兰子满脸诧异:“滴血认主?这玉牌认主后有啥用啊?”
“认主之后,能保佑他们一生平安无事,百病不侵。”小孩哥的语气格外认真,“就算以后遇见车祸、有人袭击这些意外,玉牌会在他们身上撑起一层看不见的护罩,护著他们周全,这护佑能管一百年呢。”
“还有这样的好东西!”兰子惊得轻呼,隨即又急切道,“那快,怎么滴血认主?你快来弄。”

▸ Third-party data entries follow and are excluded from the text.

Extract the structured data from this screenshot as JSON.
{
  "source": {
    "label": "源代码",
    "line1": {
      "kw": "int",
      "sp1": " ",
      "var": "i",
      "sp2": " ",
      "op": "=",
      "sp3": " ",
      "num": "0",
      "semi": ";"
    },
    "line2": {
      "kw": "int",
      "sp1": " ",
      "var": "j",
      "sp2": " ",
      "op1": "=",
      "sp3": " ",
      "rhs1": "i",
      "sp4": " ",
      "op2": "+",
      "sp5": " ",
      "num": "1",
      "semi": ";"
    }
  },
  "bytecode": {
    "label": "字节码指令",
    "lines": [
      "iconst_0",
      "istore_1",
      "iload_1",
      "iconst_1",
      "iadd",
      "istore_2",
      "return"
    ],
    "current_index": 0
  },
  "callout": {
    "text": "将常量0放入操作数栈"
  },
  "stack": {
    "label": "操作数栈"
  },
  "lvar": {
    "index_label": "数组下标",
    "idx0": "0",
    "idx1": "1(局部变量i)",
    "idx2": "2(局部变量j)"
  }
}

小孩哥点点头,翻手又从空间里拿出两根消过毒的细针,小心起身走到婴儿床边,院里的月光恰好洒在两个孩子粉嫩的小脸上,睡得眉眼舒展。他轻手轻脚地捏起老大小民的小手指,用细针轻轻扎了一下,挤出一滴鲜红的小血珠,滴在其中一块玉牌上。血珠刚触到玉牌,便瞬间沁了进去,玉牌闪过一丝极淡的莹光,隨即竟凭空消失了,仿佛从未出现过。
兰子看得目瞪口呆,下意识地捂住嘴才没出声。小孩哥又用同样的方法,给老二小强滴了血认主,另一块玉牌也如法炮製,沁血后闪著微光消失不见。
“玉牌……玉牌怎么没了?”兰子凑过来,小声问道,伸手想在孩子身上摸摸,又怕吵醒他们。
“认主后就融进孩子身体里了,隱形护著他们,旁人看不见也摸不著,这样才最稳妥,不怕丟也不怕被人惦记。”小孩哥轻声解释,眼里满是温柔,“以后咱小民、小强,就有老神仙的宝贝护著,一辈子都平平安安的。”
兰子看著床上两个熟睡的孩子,心里满是感激和踏实,眼眶微微发热,靠在小孩哥肩头:“大顺,谢谢你,也谢谢老神仙,给孩子们这么好的福气。”
“谢我做什么,我是他们爹,护著他们本就是应该的。”小孩哥揽住她,低头在她发顶印下一个轻吻,“以后有我,有老神仙的宝贝,咱一家人都会平平安安、和和美美过一辈子。”
窗外的月色更浓了,透过窗欞洒在婴儿床旁,映著两个孩子恬静的睡顏,满室温馨。院里的金鱼沉在池底,虫鸣渐渐消散,唯有夫妻二人相依的身影,在静謐的夜里,藏著无尽的温柔和对未来的期盼。这一方小院,藏著男人的秘密与担当,藏著孩子的福气与安稳,也藏著一家人往后岁岁年年的平安喜乐。